Lo incontro a Ouagadougou, la capitale, in un giorno di febbraio in cui il termometro segna 38 gradi. Dopo aver attraversato la città in motorino, arriviamo nel quartiere periferico di Kalgondin, dove Gildas mi mostra un cortile deserto, pecore e tanta sabbia: “Ecco dove sorgerà la sede del nostro OuagaLab”.

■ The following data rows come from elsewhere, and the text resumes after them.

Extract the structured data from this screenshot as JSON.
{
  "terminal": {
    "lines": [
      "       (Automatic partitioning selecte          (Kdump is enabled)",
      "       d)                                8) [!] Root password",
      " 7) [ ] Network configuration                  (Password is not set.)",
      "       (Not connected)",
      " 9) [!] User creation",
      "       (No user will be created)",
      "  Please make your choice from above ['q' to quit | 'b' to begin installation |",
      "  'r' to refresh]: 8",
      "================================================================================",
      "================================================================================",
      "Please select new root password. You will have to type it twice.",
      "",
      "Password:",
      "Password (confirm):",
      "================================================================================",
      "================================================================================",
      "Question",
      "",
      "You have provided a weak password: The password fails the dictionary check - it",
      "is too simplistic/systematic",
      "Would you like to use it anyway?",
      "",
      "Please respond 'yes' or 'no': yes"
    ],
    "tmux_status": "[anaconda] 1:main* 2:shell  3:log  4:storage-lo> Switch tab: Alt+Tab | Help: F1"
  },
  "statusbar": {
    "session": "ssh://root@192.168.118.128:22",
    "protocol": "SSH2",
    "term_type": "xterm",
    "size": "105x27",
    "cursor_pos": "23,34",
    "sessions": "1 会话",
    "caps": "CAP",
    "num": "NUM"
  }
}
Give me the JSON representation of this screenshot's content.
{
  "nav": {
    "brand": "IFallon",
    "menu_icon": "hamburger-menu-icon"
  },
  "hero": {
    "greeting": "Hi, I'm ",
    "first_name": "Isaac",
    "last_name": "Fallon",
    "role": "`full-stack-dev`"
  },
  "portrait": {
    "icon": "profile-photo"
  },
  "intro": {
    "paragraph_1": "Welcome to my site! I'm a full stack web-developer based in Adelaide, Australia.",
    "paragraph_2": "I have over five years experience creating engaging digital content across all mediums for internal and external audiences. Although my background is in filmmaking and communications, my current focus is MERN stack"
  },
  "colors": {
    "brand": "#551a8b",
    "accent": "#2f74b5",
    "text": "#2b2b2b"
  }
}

quando comincia a raccontarmi dei suoi progetti è un fiume in piena. Gildas è entusiasta di sapere che chi lo sta intervistando arriva proprio dalla regione d’Italia, il Piemonte, dove è nato quella che lui definisce “la migliore invenzione del secolo”: Arduino. Che Gildas vorrebbe utilizzare per un impianto di monitoraggio della qualità dell’aria della capitale: sensori di Co2 collegati con led rossi e verdi per segnalare i luoghi e le ore in cui l’inquinamento è al massimo oppure al minimo. “L’amministrazione potrà usare questi dati e migliorare la viabilità”, spiega Gildas, sicuro di ottenere l’approvazione delle autorità cittadine. In dotazione del OuagaLab c’è una fresatrice a controllo numerico, costruita durante un workshop di quattro giorni a Innovafrica, e una pala a motore eolico, destinata a diventare la fonte di energia sostenibile del nuovo OuagaLab. Ancora nessuna stampante 3d, ma “sarà portatile, grazie al motore eolico, e con plastica riciclata produrremo l’inchiostro”.
 
La costruzione del OuagaLab ora dipende da una raccolta di crowdfunding avviata ad aprile sulla piattaforma KissKissBankBank, con il sostegno di Fabrique Citoyenne , associazione francese che come obiettivo quello di aiutare l’emergere di progetti di innovazione sociale, in Francia e nel mondo.
Per ora i donatori sono solo 39, per un totale di 1900€ euro sui 7070 necessari alla realizzazione del progetto, ma “più di mille persone hanno visitato la pagina e speriamo in un loro sostegno”, dice Bernard Brunet di Fabrique Citoyenne.
In Burkina Faso solo 16 milioni di abitanti solo il 3% ha accesso a internet e meno della metà è alfabetizzato. Ma Gildas è un sognatore che non si ferma davanti alle statistiche:  “Un fablab è esperienza pura di apprendimento e condivisione, quello che ci vuole in un contesto come quello dell’Africa subsahariana”.